FYI: Before you add this fruit to your next grocery list, you should know that imported grapes made it on the “dirty dozen” list: a group of 12 fruits and vegetables that are presumed to be the most contaminated with pesticides. This means that you should only look to purchase imported grapes if they are certified organic. Domestic grapes are the way to go if you’re not strict on buying organic produce.

Frozen Grapes | How To Prepare

This frozen snack can be prepared in three easy steps:

1. RINSE – Rinse the grapes thoroughly

2. BAG – Place the grapes in a plastic bag with a good seal. Don’t worry about fully drying the grapes before bagging them—a nice pat with paper towel will do the trick. You don’t want the grapes to be so wet that they will all freeze together, but a little moistness will give them a nice frosty coating after freezing

3. FREEZE – Let the grapes sit in the freezer overnight to allow for an even freeze

If you have more of a sweet tooth, you may want to try freezing red or black grapes. Green grapes are a popular pick for those who enjoy the sweet and tangy flavor. The grapes keep their crunchy character while the inside becomes a smooth sorbet surprise. Whether you are in need of a refreshing snack after a tough workout or craving a cool snack on a hot summer day, frozen grapes won’t disappoint!

Show 1 References

  1. Grapes . World’s Healthiest Foods. 2012.

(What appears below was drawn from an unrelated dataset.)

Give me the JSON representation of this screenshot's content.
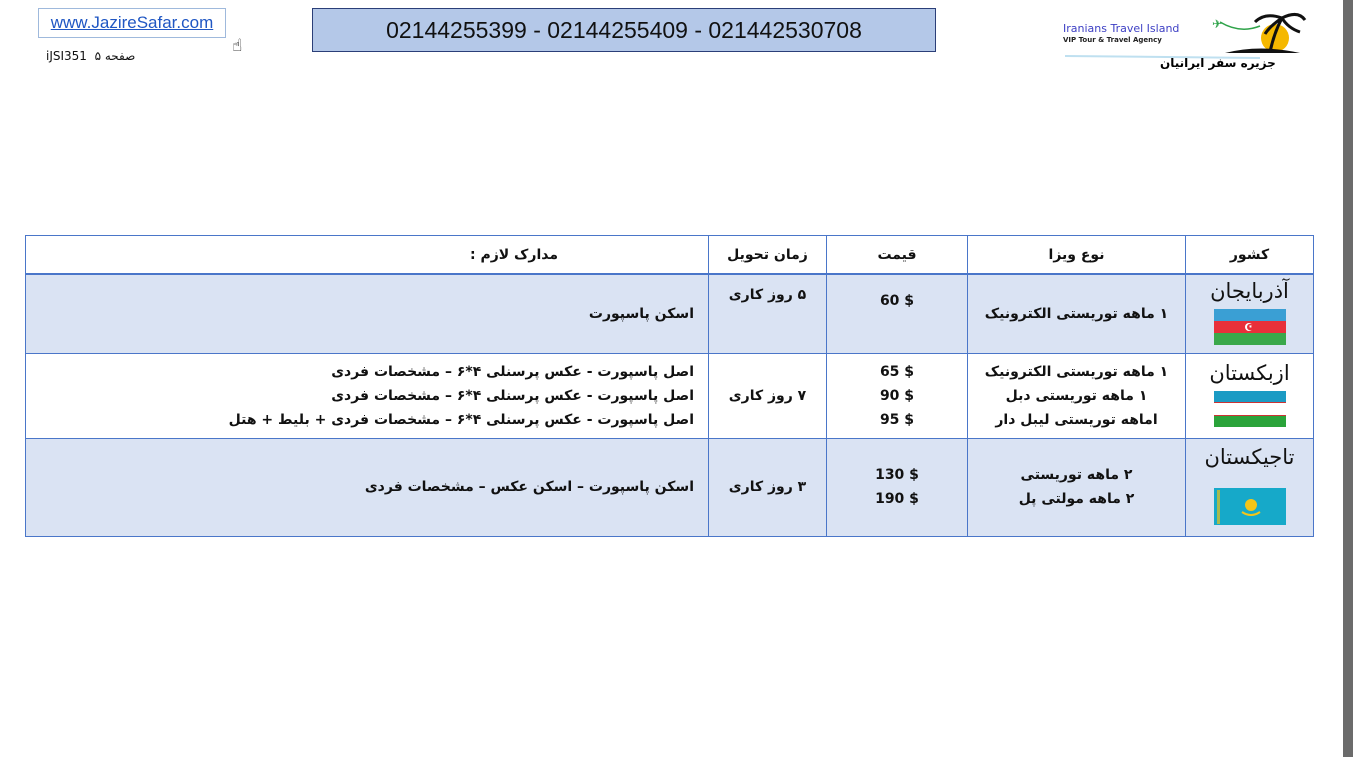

  • Marc Perry, CSCS, CPT says:

    Will try these out tonight! Thank you. Love the images as usual.

  • Jill Schimmerling says:

    Love the article. Have the whole family addicted to frozen grapes.

  • Dara Mazzie says:

    I am a personal trainer and was wondering how often you think I need to bring my clients to muscle failure in order to see results? Most of my clients are women trying to stay fit or lose weight.

    • Marc Perry, CSCS, CPT says:

      @Dara Mazzie - Your question is actually a common one that has been studied in research settings. More specifically, what is explored is if you can build muscle and increase strength without going to failure. So far, regarding increasing strength, there is not much a difference between training to failure vs. training before failure. When it comes to muscle building, the results are less clear. Finally, for fat loss, I think the intensity of the workout is most important, and the training to failure concept would be helpful to increase intensity.

      From my experience, I have clients train until "technical failure", which means they are unable to complete any more reps with perfect form. The second the form starts to be compromised, it's time to end the set. I think exercise intensity is very important for optimizing results, and training to technical failure should be helpful for positive metabolic/body composition changes. I always ask clients how they feel at the beginning of the session to make sure they feel refreshed and we are not overtraining by going to failure too much.

      For a more technical read, you can check out this article by exercise professor Len Kravtiz - Training to Failure

  • F.Y. says:

    I agree, it's really perfect for summer treats. :) I prefer the red ones. But how long should I keep the grapes frozen in the refrigerator?

  • Jessica Zack, HHC says:

    @ F.Y.
    As long as the fruit is properly sealed and remains solidly & consistently frozen then it should stay safe to eat up to 6-8 months later. I don't know that I'd recommend waiting SO long, but keep in mind that this recommended storage time is really only based on quality concerns. You may notice some color, texture and certainly flavor changes over time.

    As far as keeping the grapes "frozen" in the refrigerator...well they wont keep their freeze very long at all!! Take the grapes you plan to eat straight out of the freezer and keep the rest frozen to avoid re-freezing!

    Hope that answers your question!